My goal is to not get into a political debate. I don’t care who you vote for, and I am not trying to persuade you to vote for one candidate or another.

My goal as a serious investor with a material position in bank equities is to evaluate a third headwind that I believe has contributed to today’s near record low valuations. This third headwind complements the first two headwinds: Investor Confidence and Uncertainty.

To understand the risk to bank stocks of a Democrat sweep in the 2020 election, it is helpful to review a couple things about bank capital and returns. Numbers around capital and returns provide a fact-based, analytical framework for understanding the risk of a Democrat sweep that will likely elevate Elizabeth Warren and Maxine Waters together with Joe Biden as the most influential bank policy makers in the U.S.

While I remain reasonably confident that long-term (10 years+) bank investors will be little impacted by a Democrat sweep in 2020, I do think investors with a shorter investment time horizon should be cognizant of factors that could cause bank valuations to fall further from today’s near record lows.

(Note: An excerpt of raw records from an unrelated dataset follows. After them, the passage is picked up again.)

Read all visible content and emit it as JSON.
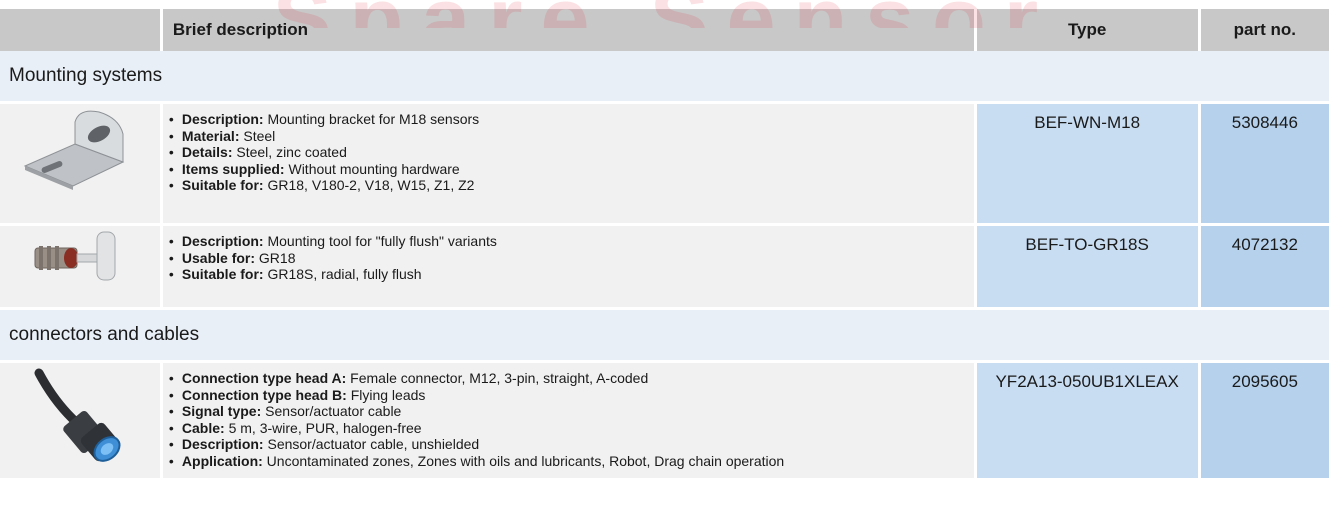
{
  "watermark": "Spare Sensor",
  "header": {
    "description": "Brief description",
    "type": "Type",
    "part": "part no."
  },
  "sections": [
    {
      "title": "Mounting systems",
      "items": [
        {
          "image": "mounting-bracket-icon",
          "lines": [
            {
              "label": "Description:",
              "text": " Mounting bracket for M18 sensors"
            },
            {
              "label": "Material:",
              "text": " Steel"
            },
            {
              "label": "Details:",
              "text": " Steel, zinc coated"
            },
            {
              "label": "Items supplied:",
              "text": " Without mounting hardware"
            },
            {
              "label": "Suitable for:",
              "text": " GR18, V180-2, V18, W15, Z1, Z2"
            }
          ],
          "type": "BEF-WN-M18",
          "part": "5308446"
        },
        {
          "image": "mounting-tool-icon",
          "lines": [
            {
              "label": "Description:",
              "text": " Mounting tool for \"fully flush\" variants"
            },
            {
              "label": "Usable for:",
              "text": " GR18"
            },
            {
              "label": "Suitable for:",
              "text": " GR18S, radial, fully flush"
            }
          ],
          "type": "BEF-TO-GR18S",
          "part": "4072132"
        }
      ]
    },
    {
      "title": "connectors and cables",
      "items": [
        {
          "image": "cable-connector-icon",
          "lines": [
            {
              "label": "Connection type head A:",
              "text": " Female connector, M12, 3-pin, straight, A-coded"
            },
            {
              "label": "Connection type head B:",
              "text": " Flying leads"
            },
            {
              "label": "Signal type:",
              "text": " Sensor/actuator cable"
            },
            {
              "label": "Cable:",
              "text": " 5 m, 3-wire, PUR, halogen-free"
            },
            {
              "label": "Description:",
              "text": " Sensor/actuator cable, unshielded"
            },
            {
              "label": "Application:",
              "text": " Uncontaminated zones, Zones with oils and lubricants, Robot, Drag chain operation"
            }
          ],
          "type": "YF2A13-050UB1XLEAX",
          "part": "2095605"
        }
      ]
    }
  ]
}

Return on Shareholder Capital Determines the Total Returns of Banks Over Time

My research shows one factor more than any other determines a bank’s total return (i.e., dividends plus stock price appreciation) over time. That factor is Return on Equity (ROE).

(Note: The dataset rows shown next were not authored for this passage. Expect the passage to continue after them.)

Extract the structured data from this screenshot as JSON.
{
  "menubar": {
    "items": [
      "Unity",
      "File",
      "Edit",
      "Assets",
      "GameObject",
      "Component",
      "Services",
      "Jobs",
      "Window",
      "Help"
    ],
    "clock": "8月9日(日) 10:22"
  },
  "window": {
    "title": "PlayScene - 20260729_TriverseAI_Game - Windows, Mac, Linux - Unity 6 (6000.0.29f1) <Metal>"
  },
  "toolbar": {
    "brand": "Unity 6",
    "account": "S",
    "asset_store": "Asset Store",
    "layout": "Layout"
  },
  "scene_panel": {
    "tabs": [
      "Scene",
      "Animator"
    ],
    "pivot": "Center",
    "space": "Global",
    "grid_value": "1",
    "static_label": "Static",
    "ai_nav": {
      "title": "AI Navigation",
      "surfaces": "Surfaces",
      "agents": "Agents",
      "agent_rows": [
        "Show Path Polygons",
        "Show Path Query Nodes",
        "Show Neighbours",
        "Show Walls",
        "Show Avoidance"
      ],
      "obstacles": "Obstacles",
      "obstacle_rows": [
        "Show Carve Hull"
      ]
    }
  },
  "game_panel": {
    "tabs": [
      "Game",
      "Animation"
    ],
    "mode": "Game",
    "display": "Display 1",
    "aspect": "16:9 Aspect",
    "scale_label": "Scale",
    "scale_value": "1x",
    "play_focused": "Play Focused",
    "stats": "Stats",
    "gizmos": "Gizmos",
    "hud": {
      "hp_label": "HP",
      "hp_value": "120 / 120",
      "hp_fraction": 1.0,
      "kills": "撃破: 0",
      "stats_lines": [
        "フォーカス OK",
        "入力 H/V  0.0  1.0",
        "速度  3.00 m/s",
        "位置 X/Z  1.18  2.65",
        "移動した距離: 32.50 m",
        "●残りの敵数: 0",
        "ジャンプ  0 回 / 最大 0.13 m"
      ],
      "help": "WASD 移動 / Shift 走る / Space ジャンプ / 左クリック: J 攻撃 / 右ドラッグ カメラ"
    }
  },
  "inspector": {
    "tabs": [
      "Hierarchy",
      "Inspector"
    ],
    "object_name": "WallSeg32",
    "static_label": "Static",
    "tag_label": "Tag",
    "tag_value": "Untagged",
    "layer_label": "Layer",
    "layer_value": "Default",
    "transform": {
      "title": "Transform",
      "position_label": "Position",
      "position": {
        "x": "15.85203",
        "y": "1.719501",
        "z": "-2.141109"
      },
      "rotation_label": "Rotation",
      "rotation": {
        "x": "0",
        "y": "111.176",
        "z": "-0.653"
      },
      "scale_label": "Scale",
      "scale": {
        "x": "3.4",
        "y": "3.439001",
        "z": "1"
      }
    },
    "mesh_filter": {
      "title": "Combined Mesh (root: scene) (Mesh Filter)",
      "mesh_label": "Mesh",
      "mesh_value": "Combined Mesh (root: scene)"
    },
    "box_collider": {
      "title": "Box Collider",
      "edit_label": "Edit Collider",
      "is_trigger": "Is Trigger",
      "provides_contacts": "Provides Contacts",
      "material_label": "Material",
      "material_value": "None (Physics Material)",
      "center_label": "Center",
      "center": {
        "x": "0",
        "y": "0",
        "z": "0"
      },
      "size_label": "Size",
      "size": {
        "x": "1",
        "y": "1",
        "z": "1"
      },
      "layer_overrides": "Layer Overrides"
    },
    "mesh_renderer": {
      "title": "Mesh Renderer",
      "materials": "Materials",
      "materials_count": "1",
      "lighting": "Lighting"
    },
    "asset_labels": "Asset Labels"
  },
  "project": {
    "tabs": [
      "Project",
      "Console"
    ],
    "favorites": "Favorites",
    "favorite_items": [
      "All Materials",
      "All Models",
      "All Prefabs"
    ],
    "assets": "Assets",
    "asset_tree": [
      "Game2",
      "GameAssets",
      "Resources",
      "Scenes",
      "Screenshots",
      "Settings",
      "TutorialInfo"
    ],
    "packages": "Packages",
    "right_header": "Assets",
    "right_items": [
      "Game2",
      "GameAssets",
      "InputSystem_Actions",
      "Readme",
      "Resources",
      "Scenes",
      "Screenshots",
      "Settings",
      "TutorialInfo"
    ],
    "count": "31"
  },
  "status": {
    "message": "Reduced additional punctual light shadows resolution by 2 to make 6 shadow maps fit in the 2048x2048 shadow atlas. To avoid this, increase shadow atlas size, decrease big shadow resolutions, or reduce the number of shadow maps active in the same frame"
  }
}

Over time (five years+), banks with consistently high ROEs always outperform banks with low ROEs. Also, over time, banks with consistently high ROEs outperform banks with inconsistently high ROEs.

The key metric for best forecasting future shareholder returns is the Risk-Adjusted Return on Equity (RAROE). It measures absolute ROE by quarter over time as well as the volatility (variation) of ROE over the same time.

Here’s the formula:

RAROE = ROE (over time) minus Standard Deviation of ROE (over same time).

RAROE is best calibrated over a minimum of 10 years. My preferred time is 15 years as 15 years usually tests a bank’s earnings power over multiple business cycles.

My book, Investing in Banks (RMA, 2016), describes in detail the statistics and analysis of RAROE for publicly traded banks from 2004 to 2014.

This post brings some data current through 2Q 2020. (You are getting a sneak peak of some of the analysis that will be in the next edition of Investing in Banks.)

If a bank investor understands charts 1 and 2, they will have a sound foundation for making fact-based informed bank investment decisions that improve the probability over time of achieving alpha.

Note that each chart shows median annual total returns for ten groups of banks stack ranked on their RAROE since 2004. “A+” banks are the banks with the top 5% RAROE since 2004 while the “F” banks represent the bottom 5%. The higher the alphabetical grade, the higher the RAROE.

This article is not the place to get into a more detailed analysis and discussion of RAROE. My goal in showing these two charts is to show that, statistically and graphically, ROE and, more specifically, RAROE, are incredibly important metrics to bank shareholders.

Note that chart 1 shows median annual total returns since 2004. Chart 2 shows median annual total returns since 10 years ago.

Key takeaways: Higher RAROE banks outperform lower RAROE. ROE matters to bank investors.

Chart 1

Chart 2

Equity Capital Ratios

The second set of background numbers to be examined are bank capital ratios over time.

The math is indisputable: Equity capital ratios are a major determinant of a bank’s ROE since the “E” (Equity) is the denominator in the ROE ratio. The higher the equity, all things being equal, the lower the ROE.

Bank Capital (Equity) Ratios

It is impossible to understand bank returns on equity without understanding how bank capital (equity) ratios have changed over time. The FDIC (and other bank regulators) have multiple metrics for measuring bank capital.